Taxpayer-funded Zimdef - which is supposed to be used solely to help students on attachment or doing an apprenticeship -handed over a cool $173 000 for wifi, computers and fuel to bring party youths to the bash in February.

Students have been complaining for some time that they haven't been allocated Zimdef funds for their internships: this is why. This is also why opposition calls for Moyo to be arrested will fall on deaf ears.

More hospital ops suspended : OK, so state media says operations at Bulawayo's main UBH hospital are "expected to resume soon".

But that doesn't alter the fact that a shortage of pain-relieving pethidine led to the suspension of all non-emergency surgery from last Friday, according to the state-run Chronicle.

Ring any bells? Same thing happened at Harare Hospital last month. In that incident, even sodium bicarbonate was in short supply.

Back to a tweet from #HowTheyRobbedUs: "The president uses an equivalent to Parirenyatwa Hospital's annual budget on one trip to Singapore for a health check up", tweeted @philchavars65.

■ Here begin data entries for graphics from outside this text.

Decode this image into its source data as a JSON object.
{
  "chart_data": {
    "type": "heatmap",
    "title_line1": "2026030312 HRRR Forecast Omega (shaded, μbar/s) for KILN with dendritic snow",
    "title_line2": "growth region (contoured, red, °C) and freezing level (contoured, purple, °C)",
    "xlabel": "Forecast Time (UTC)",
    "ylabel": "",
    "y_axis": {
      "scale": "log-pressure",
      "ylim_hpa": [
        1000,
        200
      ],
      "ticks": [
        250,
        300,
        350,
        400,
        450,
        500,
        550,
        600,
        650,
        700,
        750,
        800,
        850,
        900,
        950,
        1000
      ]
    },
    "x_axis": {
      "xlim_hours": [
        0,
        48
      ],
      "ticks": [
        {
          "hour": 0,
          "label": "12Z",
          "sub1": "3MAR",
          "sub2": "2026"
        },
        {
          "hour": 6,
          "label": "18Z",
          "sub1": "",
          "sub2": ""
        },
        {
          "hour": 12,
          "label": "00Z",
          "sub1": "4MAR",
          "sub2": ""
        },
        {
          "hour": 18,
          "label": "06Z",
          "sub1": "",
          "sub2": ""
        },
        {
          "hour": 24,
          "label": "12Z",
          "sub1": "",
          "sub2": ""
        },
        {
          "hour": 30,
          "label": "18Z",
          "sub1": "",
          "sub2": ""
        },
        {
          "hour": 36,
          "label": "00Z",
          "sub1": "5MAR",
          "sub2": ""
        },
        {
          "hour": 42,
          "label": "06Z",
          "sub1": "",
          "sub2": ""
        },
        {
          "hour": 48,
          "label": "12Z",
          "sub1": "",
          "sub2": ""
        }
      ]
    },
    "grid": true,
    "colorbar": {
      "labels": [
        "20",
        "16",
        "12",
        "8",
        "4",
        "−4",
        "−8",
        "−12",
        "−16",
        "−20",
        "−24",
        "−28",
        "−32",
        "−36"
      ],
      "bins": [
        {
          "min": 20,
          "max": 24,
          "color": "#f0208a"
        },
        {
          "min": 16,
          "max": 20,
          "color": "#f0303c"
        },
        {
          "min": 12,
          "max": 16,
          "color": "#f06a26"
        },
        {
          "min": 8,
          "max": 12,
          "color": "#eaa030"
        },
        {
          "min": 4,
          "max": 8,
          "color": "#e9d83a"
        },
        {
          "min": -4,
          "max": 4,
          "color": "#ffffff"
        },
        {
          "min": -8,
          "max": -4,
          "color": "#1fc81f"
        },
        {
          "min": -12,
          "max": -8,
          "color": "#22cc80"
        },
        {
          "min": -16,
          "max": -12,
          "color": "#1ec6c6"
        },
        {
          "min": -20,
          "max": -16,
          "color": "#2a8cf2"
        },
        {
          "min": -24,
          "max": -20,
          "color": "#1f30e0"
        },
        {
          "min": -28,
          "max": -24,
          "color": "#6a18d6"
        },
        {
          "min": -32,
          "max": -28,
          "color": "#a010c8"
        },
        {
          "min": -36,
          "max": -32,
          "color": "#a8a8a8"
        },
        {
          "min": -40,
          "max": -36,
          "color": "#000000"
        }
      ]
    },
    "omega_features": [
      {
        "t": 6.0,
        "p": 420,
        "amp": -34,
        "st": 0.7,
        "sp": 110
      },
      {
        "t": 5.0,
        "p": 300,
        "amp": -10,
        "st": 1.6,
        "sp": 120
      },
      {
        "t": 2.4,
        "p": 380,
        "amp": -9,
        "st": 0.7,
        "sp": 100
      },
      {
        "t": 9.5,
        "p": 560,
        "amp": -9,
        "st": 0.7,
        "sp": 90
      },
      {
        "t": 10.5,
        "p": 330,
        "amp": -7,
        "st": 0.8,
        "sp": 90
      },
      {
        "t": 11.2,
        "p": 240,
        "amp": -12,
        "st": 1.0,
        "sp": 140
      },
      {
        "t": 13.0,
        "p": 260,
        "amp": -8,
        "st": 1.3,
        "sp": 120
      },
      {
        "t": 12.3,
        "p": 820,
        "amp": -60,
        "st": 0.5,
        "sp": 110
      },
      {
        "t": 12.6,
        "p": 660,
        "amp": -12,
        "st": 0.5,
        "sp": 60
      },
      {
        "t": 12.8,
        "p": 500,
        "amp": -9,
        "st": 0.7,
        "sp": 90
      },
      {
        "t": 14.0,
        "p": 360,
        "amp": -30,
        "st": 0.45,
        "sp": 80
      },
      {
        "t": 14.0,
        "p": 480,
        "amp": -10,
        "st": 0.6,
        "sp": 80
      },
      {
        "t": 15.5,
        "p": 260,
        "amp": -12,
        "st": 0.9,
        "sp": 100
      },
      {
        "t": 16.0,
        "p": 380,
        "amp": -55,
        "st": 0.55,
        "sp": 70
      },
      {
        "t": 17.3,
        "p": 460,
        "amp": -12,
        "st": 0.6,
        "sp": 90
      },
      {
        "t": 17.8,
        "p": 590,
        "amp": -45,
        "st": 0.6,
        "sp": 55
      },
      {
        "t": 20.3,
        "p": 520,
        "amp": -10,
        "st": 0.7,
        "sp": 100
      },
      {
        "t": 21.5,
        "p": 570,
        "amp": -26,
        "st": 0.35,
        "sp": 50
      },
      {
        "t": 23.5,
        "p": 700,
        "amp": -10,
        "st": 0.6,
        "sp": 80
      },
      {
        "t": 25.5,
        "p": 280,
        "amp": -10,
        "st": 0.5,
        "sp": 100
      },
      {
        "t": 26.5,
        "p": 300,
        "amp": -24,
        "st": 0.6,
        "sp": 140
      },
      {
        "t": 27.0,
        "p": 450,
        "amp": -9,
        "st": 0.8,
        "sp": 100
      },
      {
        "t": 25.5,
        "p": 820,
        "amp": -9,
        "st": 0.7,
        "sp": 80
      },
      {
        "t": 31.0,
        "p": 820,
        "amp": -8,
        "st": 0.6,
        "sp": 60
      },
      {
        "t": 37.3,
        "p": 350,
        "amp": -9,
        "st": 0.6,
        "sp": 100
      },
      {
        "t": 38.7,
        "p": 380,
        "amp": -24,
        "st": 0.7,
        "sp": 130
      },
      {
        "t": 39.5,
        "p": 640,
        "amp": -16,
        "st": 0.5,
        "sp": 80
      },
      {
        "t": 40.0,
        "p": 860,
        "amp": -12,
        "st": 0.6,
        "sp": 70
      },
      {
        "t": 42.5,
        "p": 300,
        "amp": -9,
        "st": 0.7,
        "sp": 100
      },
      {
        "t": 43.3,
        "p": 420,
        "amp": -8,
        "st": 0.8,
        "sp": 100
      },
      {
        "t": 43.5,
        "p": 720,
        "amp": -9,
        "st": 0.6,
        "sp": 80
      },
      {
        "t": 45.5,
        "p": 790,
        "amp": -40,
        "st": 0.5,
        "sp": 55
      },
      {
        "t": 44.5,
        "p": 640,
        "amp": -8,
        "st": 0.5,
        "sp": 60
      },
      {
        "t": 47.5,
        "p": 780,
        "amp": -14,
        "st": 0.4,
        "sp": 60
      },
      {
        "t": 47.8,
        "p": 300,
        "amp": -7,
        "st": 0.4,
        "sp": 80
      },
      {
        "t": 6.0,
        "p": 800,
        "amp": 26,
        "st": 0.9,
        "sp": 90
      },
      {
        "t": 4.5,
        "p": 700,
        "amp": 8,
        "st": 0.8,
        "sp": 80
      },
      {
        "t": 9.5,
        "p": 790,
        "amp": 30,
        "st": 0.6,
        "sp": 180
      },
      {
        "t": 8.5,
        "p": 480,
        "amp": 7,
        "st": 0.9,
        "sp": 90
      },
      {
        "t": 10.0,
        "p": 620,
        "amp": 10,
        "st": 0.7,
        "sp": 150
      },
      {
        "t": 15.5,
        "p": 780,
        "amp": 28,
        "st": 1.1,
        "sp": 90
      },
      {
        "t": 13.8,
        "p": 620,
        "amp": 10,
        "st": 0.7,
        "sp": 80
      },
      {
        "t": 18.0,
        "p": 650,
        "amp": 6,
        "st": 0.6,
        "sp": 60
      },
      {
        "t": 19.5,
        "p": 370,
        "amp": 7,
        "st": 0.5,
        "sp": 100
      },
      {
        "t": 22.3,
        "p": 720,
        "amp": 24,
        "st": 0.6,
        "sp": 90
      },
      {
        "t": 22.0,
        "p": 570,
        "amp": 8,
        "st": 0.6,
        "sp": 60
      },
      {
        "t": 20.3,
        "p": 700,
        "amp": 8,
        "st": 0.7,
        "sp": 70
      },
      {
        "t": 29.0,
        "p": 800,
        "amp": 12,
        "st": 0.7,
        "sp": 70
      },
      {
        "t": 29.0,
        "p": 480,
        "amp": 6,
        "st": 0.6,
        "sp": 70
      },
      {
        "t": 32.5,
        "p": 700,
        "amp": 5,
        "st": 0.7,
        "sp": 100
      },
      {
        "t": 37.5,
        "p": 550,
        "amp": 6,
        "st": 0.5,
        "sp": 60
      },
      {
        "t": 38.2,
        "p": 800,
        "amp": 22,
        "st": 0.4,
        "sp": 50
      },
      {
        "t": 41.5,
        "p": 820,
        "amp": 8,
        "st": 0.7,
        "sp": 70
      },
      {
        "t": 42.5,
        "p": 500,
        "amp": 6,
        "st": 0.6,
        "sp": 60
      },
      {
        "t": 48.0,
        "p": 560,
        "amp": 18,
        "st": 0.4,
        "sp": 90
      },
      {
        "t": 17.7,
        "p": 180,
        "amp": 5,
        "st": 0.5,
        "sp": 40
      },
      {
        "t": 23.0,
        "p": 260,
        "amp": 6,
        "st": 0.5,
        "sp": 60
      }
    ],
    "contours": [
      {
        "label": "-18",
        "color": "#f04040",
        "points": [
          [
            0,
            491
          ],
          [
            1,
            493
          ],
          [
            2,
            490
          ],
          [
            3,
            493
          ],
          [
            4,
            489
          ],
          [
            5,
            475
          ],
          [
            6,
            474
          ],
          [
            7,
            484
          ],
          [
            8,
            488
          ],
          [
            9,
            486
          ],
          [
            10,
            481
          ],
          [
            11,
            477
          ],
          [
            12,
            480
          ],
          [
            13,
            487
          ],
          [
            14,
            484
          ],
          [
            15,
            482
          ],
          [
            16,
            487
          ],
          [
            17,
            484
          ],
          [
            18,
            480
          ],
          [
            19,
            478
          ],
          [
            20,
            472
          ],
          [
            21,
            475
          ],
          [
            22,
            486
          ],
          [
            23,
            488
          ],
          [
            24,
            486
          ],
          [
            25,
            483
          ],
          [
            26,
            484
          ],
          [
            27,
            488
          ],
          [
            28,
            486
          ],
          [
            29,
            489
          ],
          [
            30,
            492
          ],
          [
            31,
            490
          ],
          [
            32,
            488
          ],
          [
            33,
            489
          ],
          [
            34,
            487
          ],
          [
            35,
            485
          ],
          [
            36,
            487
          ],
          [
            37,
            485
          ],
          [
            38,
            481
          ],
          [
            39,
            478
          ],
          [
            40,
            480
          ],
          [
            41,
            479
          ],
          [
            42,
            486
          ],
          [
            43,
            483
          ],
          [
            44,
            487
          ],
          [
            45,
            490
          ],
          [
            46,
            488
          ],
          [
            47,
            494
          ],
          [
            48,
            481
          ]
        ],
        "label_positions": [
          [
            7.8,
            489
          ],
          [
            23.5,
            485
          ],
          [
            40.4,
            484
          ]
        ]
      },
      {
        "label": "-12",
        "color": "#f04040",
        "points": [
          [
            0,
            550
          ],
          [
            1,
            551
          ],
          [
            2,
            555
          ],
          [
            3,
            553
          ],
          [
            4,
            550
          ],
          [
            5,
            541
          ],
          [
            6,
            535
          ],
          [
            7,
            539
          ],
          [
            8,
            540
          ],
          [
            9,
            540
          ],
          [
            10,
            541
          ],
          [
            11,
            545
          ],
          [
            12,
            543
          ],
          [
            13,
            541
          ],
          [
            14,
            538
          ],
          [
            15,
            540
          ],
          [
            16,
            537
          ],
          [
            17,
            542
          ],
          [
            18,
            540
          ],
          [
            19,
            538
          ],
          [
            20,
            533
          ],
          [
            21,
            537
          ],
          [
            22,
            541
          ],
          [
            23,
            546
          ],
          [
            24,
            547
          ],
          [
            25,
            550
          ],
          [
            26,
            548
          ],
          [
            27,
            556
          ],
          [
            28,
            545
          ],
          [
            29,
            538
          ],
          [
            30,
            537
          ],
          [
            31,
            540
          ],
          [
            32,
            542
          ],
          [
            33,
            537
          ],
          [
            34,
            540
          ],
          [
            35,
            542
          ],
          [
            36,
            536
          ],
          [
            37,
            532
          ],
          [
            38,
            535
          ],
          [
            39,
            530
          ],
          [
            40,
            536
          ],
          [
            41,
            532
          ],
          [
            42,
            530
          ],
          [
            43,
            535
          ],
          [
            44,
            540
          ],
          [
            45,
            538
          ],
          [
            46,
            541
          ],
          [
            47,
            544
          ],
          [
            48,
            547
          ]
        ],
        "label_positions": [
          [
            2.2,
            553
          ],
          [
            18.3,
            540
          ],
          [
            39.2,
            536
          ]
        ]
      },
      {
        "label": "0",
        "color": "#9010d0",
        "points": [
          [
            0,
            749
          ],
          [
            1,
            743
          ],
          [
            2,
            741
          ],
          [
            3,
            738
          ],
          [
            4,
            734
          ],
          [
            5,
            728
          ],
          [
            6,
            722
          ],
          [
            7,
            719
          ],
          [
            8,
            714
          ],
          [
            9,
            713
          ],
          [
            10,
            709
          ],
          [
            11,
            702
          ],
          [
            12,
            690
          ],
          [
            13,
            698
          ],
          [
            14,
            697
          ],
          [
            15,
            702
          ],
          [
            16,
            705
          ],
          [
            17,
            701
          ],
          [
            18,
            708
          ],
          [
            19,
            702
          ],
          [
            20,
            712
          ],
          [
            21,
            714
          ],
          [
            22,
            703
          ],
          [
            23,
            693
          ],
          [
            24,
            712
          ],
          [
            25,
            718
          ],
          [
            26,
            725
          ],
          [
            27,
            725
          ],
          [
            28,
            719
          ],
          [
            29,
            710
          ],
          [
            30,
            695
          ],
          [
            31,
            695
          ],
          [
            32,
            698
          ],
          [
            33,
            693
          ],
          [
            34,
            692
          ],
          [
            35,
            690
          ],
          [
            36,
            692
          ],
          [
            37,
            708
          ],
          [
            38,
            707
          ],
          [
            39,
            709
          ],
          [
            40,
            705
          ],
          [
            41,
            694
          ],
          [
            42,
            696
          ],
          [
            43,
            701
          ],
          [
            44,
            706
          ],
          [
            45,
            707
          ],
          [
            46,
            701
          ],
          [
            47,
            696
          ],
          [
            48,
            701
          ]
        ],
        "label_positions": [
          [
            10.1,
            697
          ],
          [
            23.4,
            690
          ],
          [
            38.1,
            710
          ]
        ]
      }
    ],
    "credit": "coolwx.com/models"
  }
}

Mugabe's not in Singapore now though, everyone. This week it's Madagascar, where he's just been elected COMESA vice-chair.

Dear ZRP just keeps growing: This is a Facebook group for all those who fear they might be getting robbed by Zimbabwe's extremely-zealous traffic cops.

It's a closed group (but administrators don't seem to turn anyone away). For now it has 9 000 members and the numbers go up by the day. Zimbabwe cops - not all of them, but some - invent new ways to swipe your money from you, also by the day.

Some drivers already take great delight in paying their fines in bond coins. Will road blocks magically melt away when bond notes are introduced?

Cruel punishment for Harare security guard: This story, reported by the Herald after it sparked a storm on social media, concerns a security guard who was allegedly forced by his boss (a well-known Harare business tycoon) to walk 9km between the suburbs of Avondale and Borrowdale carrying a large rock - because he'd apparently slacked on duty.

There are some grey areas in the reports: the man's immediate boss told the Herald that the guard was not forced to walk (though he didn't dispute the rock-carrying). This is a deeply disturbing incident and one that we probably haven't heard the last of.